On March 4, 2020, New Mexico Governor Michelle Lujan Grisham signed into law House Bill 21 (“Law”), limiting the use of non-disclosure agreements (“NDA”) in settlements of sexual misconduct claims.

The Law prohibits employers from requiring, as a condition of employment, that an employee agree to an NDA in a settlement agreement relating to a claim of sexual harassment, discrimination, or retaliation whether occurring in the workplace or at a “work-related event[s] coordinated by or through the employer.” In settlement agreements with former employees, the Law permits the amount of the settlement be kept confidential and, at the former employee’s request, a confidentiality provision may be included that prevents disclosure of factual information that might reveal the complainant’s identity. Further, at the former employee’s “sole” request, a broader NDA – one that prohibits disclosure of “factual information related to the underlying sexual harassment, discrimination or retaliation claim,” is permissible, as long as it does not bar disclosure pursuant to a subpoena or other legal order issued in an administrative, judicial, or other governmental proceeding.

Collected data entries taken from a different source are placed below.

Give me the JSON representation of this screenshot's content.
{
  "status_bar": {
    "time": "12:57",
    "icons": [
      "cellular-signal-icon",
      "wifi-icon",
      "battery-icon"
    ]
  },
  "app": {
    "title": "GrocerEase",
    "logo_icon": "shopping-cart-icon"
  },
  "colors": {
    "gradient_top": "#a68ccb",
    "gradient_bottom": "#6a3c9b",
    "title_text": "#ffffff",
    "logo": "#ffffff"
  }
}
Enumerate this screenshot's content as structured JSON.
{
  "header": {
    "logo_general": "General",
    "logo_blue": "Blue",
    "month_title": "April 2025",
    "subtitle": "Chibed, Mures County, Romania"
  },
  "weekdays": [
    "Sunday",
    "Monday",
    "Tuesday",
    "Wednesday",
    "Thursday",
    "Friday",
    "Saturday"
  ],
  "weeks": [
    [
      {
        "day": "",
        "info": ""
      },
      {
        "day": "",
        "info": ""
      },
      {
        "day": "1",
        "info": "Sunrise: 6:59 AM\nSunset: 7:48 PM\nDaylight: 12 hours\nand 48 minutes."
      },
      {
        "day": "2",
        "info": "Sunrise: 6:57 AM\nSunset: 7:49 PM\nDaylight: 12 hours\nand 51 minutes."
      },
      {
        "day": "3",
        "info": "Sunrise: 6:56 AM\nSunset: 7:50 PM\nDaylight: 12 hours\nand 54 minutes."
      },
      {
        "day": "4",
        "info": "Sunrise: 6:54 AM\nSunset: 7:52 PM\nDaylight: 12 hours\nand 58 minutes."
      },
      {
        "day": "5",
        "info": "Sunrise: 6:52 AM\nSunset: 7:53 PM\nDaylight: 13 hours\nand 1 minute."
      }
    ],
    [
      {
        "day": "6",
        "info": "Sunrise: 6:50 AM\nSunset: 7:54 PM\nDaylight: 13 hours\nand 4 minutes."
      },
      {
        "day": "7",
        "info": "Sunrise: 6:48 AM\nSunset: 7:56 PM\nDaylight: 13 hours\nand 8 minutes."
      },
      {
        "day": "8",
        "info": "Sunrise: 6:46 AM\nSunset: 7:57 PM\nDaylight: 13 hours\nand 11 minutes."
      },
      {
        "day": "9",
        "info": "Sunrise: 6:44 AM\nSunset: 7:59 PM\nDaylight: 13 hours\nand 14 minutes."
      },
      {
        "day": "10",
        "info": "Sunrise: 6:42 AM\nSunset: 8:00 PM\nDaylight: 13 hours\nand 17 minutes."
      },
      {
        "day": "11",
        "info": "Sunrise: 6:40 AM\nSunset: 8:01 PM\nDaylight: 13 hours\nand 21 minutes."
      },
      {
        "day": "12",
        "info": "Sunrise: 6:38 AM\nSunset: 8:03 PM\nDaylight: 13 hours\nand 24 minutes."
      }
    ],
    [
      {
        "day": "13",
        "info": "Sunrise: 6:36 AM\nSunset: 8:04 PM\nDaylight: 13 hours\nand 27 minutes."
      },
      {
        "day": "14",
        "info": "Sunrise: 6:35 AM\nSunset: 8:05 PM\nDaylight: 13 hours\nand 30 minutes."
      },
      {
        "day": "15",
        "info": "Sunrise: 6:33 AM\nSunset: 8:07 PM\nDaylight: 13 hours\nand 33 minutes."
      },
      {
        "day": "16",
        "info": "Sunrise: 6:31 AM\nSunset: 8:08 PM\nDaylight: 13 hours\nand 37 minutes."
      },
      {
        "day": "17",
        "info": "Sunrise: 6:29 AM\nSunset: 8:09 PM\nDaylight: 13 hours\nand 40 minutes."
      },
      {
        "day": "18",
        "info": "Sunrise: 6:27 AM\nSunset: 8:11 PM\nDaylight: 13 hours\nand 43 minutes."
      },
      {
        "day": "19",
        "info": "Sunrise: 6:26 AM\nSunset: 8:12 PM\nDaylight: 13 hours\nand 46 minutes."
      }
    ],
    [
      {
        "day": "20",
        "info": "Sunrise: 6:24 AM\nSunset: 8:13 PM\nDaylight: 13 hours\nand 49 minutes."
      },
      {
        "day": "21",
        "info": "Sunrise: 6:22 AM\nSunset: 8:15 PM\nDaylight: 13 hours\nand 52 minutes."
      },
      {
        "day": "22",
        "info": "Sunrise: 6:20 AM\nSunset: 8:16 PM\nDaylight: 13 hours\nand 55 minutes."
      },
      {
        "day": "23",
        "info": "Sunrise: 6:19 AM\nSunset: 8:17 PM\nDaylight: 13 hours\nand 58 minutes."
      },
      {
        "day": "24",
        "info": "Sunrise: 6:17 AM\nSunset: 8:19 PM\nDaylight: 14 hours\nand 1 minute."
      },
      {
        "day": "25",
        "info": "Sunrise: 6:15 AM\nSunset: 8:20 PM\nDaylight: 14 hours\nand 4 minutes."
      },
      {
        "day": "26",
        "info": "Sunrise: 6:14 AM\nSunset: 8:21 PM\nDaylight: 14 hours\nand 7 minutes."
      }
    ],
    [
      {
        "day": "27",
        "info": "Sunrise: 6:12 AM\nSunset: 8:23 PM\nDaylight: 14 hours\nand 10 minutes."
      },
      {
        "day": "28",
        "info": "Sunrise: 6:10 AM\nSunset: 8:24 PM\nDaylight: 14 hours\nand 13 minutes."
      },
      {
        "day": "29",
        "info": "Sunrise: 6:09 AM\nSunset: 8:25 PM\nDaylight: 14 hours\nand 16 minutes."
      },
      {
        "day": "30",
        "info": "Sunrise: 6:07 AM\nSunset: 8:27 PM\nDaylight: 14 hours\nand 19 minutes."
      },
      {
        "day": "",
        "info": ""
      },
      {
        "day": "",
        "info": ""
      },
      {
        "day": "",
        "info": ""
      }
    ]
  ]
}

The Law is narrower than laws in other states that have enacted similar limitations on the use of NDAs.  Unlike New Jersey and Illinois, for example, the Law applies only to settlement agreements, and does not include employment contracts generally or arbitration agreements. Nor does the Law included a mandated period for review and revocation, as have, for example, New York and Illinois.

In enacting the Law, New Mexico joins a growing list of states, including Arizona, California, Maryland, Nevada, Oregon, Tennessee, Vermont, Virginia, as well as the ones mentioned above, which have enacted laws limiting in various ways the use of NDAs with respect to employee discrimination, harassment and retaliation claims.

The New Mexico law becomes effective May 20, 2020.